In like manner the Supreme Court ruled in 1973 that unborn children, no matter what the stage of their development, were to be viewed in the same manner. They were not legal persons but private property subject to the desires of their mothers.
The Dred Scott decision seemed to strike a death-blow to the abolitionist cause. With the recent election of President Barack Obama, the pro-life/anti-abortion movement has likewise been dealt a crushing setback. All involved understand that the president and his allies in Congress will seek to erase any measures (few though they may be) to limit the practice of abortion.
Meanwhile, the Republican Party, in which the pro-life movement traditionally has placed its trust, lies in a state of wreckage without prospect of revival for perhaps a generation. And in any case, it must be admitted that the Republican Party, despite having almost total power for nearly a decade, failed to seriously roll back the effects of Roe v. Wade, the 1973 Supreme Court decision that established abortion as a constitutional right.
The Grand Old Party, like the Whig Party in the face of the Dred Scott decision, welcomed those who were outraged by the Supreme Court ruling in Roe v. Wade, but it never had the will to take its moral fight to the next level.

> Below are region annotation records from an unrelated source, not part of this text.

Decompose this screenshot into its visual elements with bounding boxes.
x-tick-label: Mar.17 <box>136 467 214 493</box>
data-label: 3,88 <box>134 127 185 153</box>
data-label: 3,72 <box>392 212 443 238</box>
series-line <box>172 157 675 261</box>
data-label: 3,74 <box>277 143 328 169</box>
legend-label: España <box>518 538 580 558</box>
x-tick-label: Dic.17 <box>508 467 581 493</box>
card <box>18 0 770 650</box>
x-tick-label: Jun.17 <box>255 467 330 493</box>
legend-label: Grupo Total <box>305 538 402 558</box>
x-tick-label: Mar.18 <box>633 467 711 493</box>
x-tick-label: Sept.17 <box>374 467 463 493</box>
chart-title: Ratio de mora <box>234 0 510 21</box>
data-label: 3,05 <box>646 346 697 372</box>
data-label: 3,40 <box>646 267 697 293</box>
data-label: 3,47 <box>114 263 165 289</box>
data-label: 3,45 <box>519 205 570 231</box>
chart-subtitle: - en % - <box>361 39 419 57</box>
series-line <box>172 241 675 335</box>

The similarities between slavery and abortion run deeper still. While only a small percentage of the American population owned slaves, likewise only a small percentage of American women seek abortions. And while slavery proponents wrapped themselves in the banner of "states rights," abortion advocates hold high the flag of unrestricted "individual rights" -- even as they would deny the rights of other human beings.
The pro-life movement maintains that an unborn child is a human being every bit as much as abolitionists considered a slave to be. And with infants now surviving outside of the womb after just a few months of pregnancy, the point becomes clearer, undeniable.
Preborn lives are not "property" to be kept or discarded on a personal whim; these infants do in fact have rights. The death penalty they suffer for the crime of being inconvenient is a moral travesty of the highest order.
Yet another sad association exists between abortion and slavery: Close to 40 percent of the abortions performed in the United States involve African-American babies, far in excess of the African-American proportion of the population. Millions of African-American infants have been killed by abortion since Roe v. Wade was decided. Abortion may have been presented as "family planning" when the case was argued in 1973, but what it has become is genocide.
Where does the pro-life movement go from here? Back to the Republican Party, which demonstrated that it didn't have the fortitude to really attack Roe v. Wade? To some this may seem the only option available.
But today's Republican Party now looks very similar to the Whig party, which it consigned to the ash heap of history just prior to the Civil War. Even though the GOP rode the ideals of Ronald Reagan to overwhelming power in Washington over the past 30 years, it has revealed itself to be the same Grand Old Party of big money and big business -- conservative ideals of government and morality be damned.
As I see it, pro-life conservatives have two alternatives at this juncture in our nation's history: One is to attempt to reform what is left of the Republican Party; the other is to deliver the GOP to the same fate as the Whig Party by forming a new party based upon the Christian ideals that brought down slavery and aims to bring down abortion. Let the debate begin.